Persoalan lulusan perguruan tinggi juga tidak berhenti pada mereka yang belum mendapatkan pekerjaan. Belum lama ini, laporan Lembaga Penyelidikan Ekonomi dan Masyarakat Fakultas Ekonomi dan Bisnis Universitas Indonesia (LPEM FEB UI) bertajuk "Ketika Akses Pendidikan Tinggi Bertambah, Apakah Pasar Kerja Siap?" menemukan sekitar 8 juta lulusan sarjana bekerja pada pekerjaan yang membutuhkan tingkat pendidikan lebih rendah dibandingkan pendidikan yang mereka miliki.

Fenomena tersebut dikenal sebagai overeducation. Kondisi ini dapat menunjukkan pertumbuhan jumlah tenaga kerja berpendidikan tinggi berlangsung lebih cepat dibandingkan penciptaan pekerjaan profesional yang membutuhkan keterampilan tinggi.

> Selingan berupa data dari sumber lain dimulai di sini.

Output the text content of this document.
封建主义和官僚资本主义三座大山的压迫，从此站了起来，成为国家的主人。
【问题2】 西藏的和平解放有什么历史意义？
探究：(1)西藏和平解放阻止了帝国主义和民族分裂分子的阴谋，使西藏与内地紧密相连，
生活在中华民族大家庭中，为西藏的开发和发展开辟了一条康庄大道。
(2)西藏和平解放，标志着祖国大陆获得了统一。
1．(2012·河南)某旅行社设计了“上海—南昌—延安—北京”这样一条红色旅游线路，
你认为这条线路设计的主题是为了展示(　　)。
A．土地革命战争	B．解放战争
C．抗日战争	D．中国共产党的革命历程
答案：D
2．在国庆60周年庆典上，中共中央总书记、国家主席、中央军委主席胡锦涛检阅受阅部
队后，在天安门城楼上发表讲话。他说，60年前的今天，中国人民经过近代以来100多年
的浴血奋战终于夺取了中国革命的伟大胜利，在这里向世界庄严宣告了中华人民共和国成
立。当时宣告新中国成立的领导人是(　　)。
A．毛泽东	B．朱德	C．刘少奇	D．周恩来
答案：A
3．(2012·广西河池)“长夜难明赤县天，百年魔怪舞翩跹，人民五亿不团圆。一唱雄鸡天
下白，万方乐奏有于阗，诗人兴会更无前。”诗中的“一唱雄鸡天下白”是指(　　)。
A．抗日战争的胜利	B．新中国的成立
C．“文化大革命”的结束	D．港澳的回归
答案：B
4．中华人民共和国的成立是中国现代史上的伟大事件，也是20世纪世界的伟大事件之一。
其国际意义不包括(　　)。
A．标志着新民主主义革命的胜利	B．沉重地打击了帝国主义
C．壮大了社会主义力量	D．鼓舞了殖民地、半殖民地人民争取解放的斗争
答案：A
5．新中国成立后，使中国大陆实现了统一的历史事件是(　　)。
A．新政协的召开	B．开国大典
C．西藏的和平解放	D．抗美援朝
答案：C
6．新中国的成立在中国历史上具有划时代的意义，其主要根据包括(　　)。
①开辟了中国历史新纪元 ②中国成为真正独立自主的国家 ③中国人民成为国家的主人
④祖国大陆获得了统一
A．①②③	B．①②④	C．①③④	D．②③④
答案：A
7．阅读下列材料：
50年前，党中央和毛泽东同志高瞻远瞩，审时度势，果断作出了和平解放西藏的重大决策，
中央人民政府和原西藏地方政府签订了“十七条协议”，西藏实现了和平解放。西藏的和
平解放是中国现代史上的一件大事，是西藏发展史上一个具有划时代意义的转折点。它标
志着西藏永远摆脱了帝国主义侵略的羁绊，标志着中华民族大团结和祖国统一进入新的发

Berdasarkan analisis terhadap Survei Angkatan Kerja Nasional (Sakernas) Agustus 2025, LPEM FEB UI juga menemukan lima bidang studi mencakup sekitar 40% dari total pengangguran berpendidikan minimal S1.

Manajemen memiliki porsi terbesar sebesar 10,3%, disusul hukum 9%, ekonomi 8,7%, pendidikan 7,1%, dan akuntansi 5,1%. Ilmu komputer atau informatika juga mencakup sekitar 4,6% dari pengangguran berpendidikan minimal S1.

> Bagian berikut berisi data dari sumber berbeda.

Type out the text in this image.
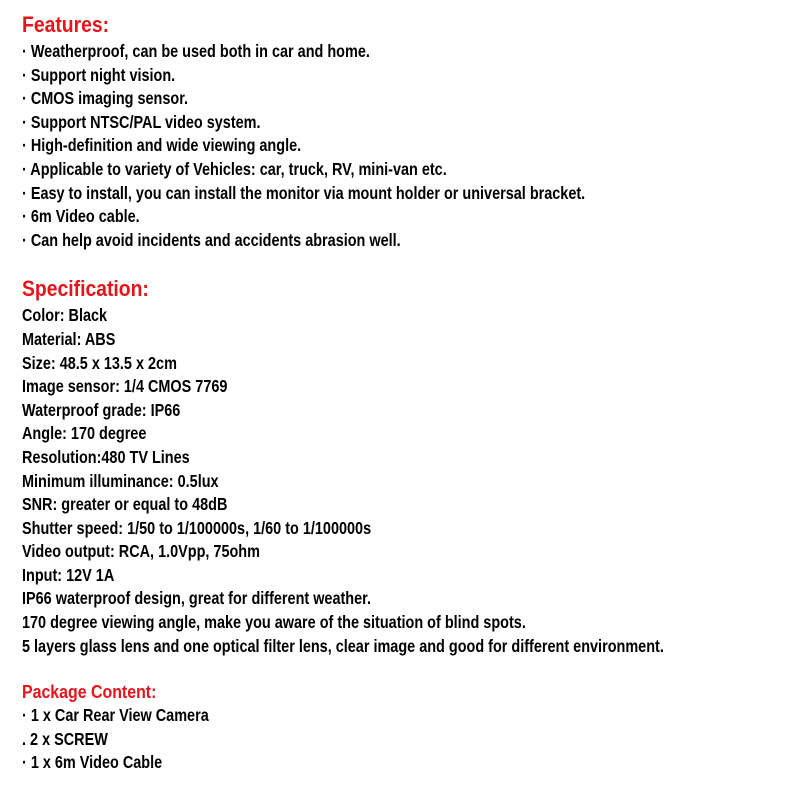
Features:
· Weatherproof, can be used both in car and home.
· Support night vision.
· CMOS imaging sensor.
· Support NTSC/PAL video system.
· High-definition and wide viewing angle.
· Applicable to variety of Vehicles: car, truck, RV, mini-van etc.
· Easy to install, you can install the monitor via mount holder or universal bracket.
· 6m Video cable.
· Can help avoid incidents and accidents abrasion well.
Specification:
Color: Black
Material: ABS
Size: 48.5 x 13.5 x 2cm
Image sensor: 1/4 CMOS 7769
Waterproof grade: IP66
Angle: 170 degree
Resolution:480 TV Lines
Minimum illuminance: 0.5lux
SNR: greater or equal to 48dB
Shutter speed: 1/50 to 1/100000s, 1/60 to 1/100000s
Video output: RCA, 1.0Vpp, 75ohm
Input: 12V 1A
IP66 waterproof design, great for different weather.
170 degree viewing angle, make you aware of the situation of blind spots.
5 layers glass lens and one optical filter lens, clear image and good for different environment.
Package Content:
· 1 x Car Rear View Camera
. 2 x SCREW
· 1 x 6m Video Cable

Namun, LPEM FEB UI menekankan angka tersebut bukan tingkat pengangguran masing-masing jurusan. Data itu menunjukkan komposisi bidang studi di antara kelompok pengangguran berpendidikan minimal S1, sehingga tidak dapat digunakan untuk menyimpulkan jurusan tertentu memiliki prospek kerja paling buruk.

Temuan tersebut menunjukkan tantangan pasar kerja bagi lulusan perguruan tinggi bukan sekadar mendapatkan pekerjaan. Persoalan lainnya adalah apakah lapangan kerja yang tersedia mampu menyerap semakin banyak tenaga kerja terdidik dan memberikan pekerjaan yang sesuai dengan tingkat pendidikan serta kompetensi mereka.